6 Things To Consider For A Small-Room Presentation

If you're using the same presentation materials and approach in front of a small audience that you do when you're working a much larger room (like for a keynote speech), you're probably going about things the wrong way.

"Many meetings or pitches involve fewer than 10 participants in a room, where everyone remains seated and walks through the same slide deck together," writes J.D. Schramm, a communications expert who teaches at the Stanford Graduate School, in an essay for the Harvard Business Review.  "This is quite a different scenario with greater constraints on the presenter and fewer tools to engage the audience."

Schramm is the founder of the school's Mastery in Communications Initiative. Here are his primary suggestions:

  1. Don't rely too much on extra handwritten notes that will take your focus away from making eye contact with the audience.
  2. If you're printing out slides, leave space for notes or for participants to fill in more details that you're sharing verbally.

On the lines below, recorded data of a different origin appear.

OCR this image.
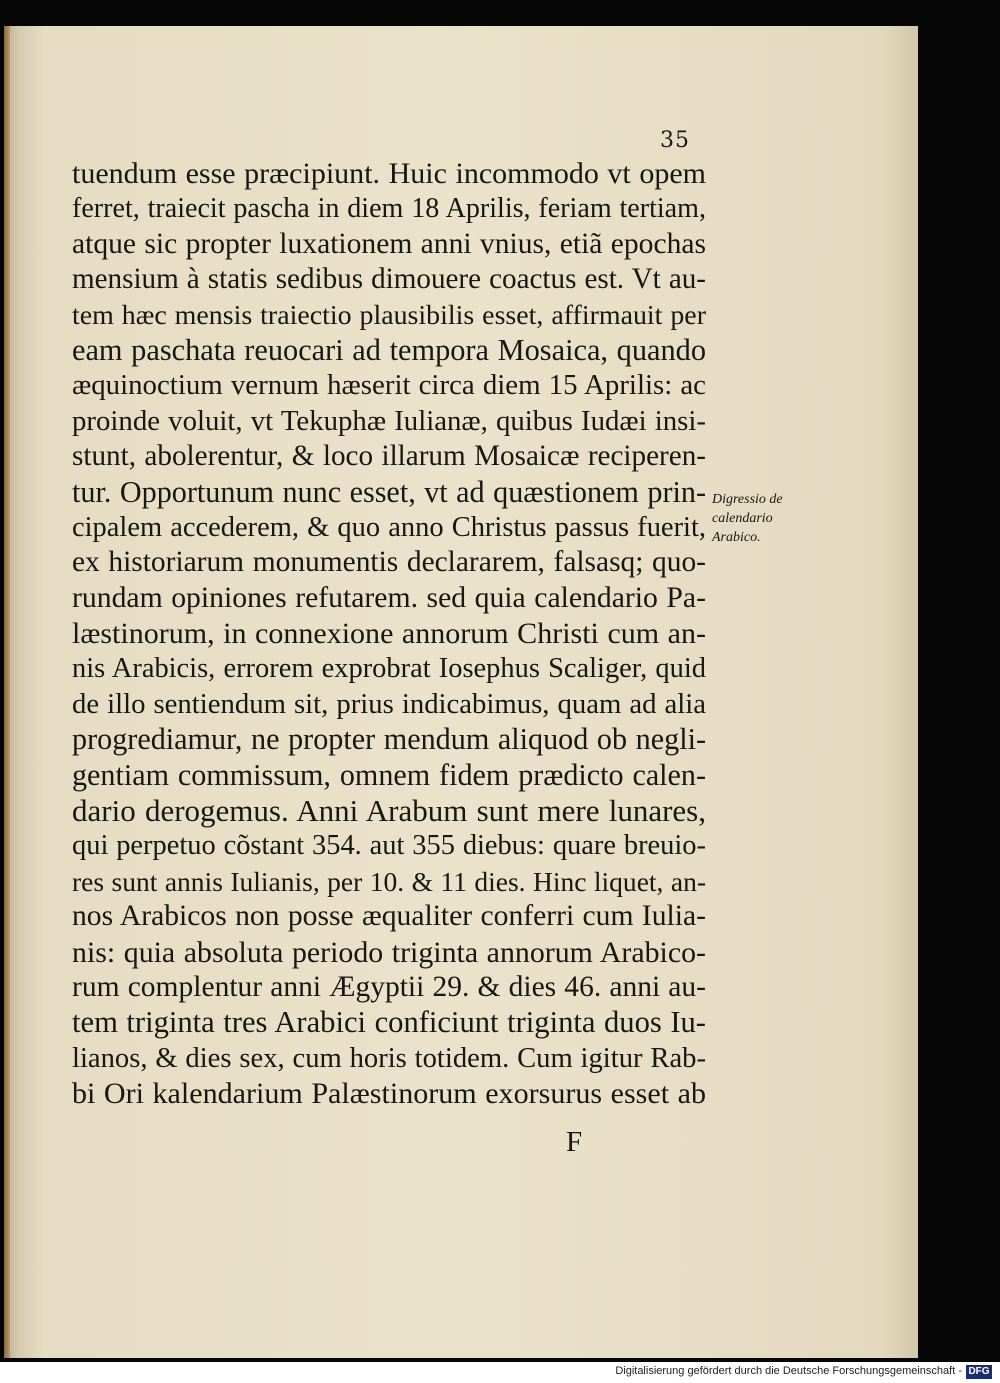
35
tuendum esse præcipiunt. Huic incommodo vt opem
ferret, traiecit pascha in diem 18 Aprilis, feriam tertiam,
atque sic propter luxationem anni vnius, etiã epochas
mensium à statis sedibus dimouere coactus est. Vt au-
tem hæc mensis traiectio plausibilis esset, affirmauit per
eam paschata reuocari ad tempora Mosaica, quando
æquinoctium vernum hæserit circa diem 15 Aprilis: ac
proinde voluit, vt Tekuphæ Iulianæ, quibus Iudæi insi-
stunt, abolerentur, & loco illarum Mosaicæ reciperen-
tur. Opportunum nunc esset, vt ad quæstionem prin-
cipalem accederem, & quo anno Christus passus fuerit,
ex historiarum monumentis declararem, falsasq; quo-
rundam opiniones refutarem. sed quia calendario Pa-
læstinorum, in connexione annorum Christi cum an-
nis Arabicis, errorem exprobrat Iosephus Scaliger, quid
de illo sentiendum sit, prius indicabimus, quam ad alia
progrediamur, ne propter mendum aliquod ob negli-
gentiam commissum, omnem fidem prædicto calen-
dario derogemus. Anni Arabum sunt mere lunares,
qui perpetuo cõstant 354. aut 355 diebus: quare breuio-
res sunt annis Iulianis, per 10. & 11 dies. Hinc liquet, an-
nos Arabicos non posse æqualiter conferri cum Iulia-
nis: quia absoluta periodo triginta annorum Arabico-
rum complentur anni Ægyptii 29. & dies 46. anni au-
tem triginta tres Arabici conficiunt triginta duos Iu-
lianos, & dies sex, cum horis totidem. Cum igitur Rab-
bi Ori kalendarium Palæstinorum exorsurus esset ab
Digressio de
calendario
Arabico.
F
Digitalisierung gefördert durch die Deutsche Forschungsgemeinschaft - DFG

When they refer to the materials later, this will make a more lasting impression.
  3. Make an impact with other "props," if appropriate. (Schramm notes that many of his clients that work in architecture often bring floor plans that everyone can look at together.)
  4. Stand up when you can, usually during the formal part of the remarks, but keep it conversational when you can.
  5. Pick your seat wisely, preferably next to or adjacent to the decision-maker. (Note: sitting across from someone could be considered "adversarial.")
  6. Delay distributing anything but the most vital presentation materials, in order to keep their attention longer.

When you're in a small room, it's especially important to remember and control not just what you say, but what you do. "Knowing our personal predisposition in terms of space use, gestures and nonverbal communication can be a great start to maximizing your non-verbal power," Schramm writes.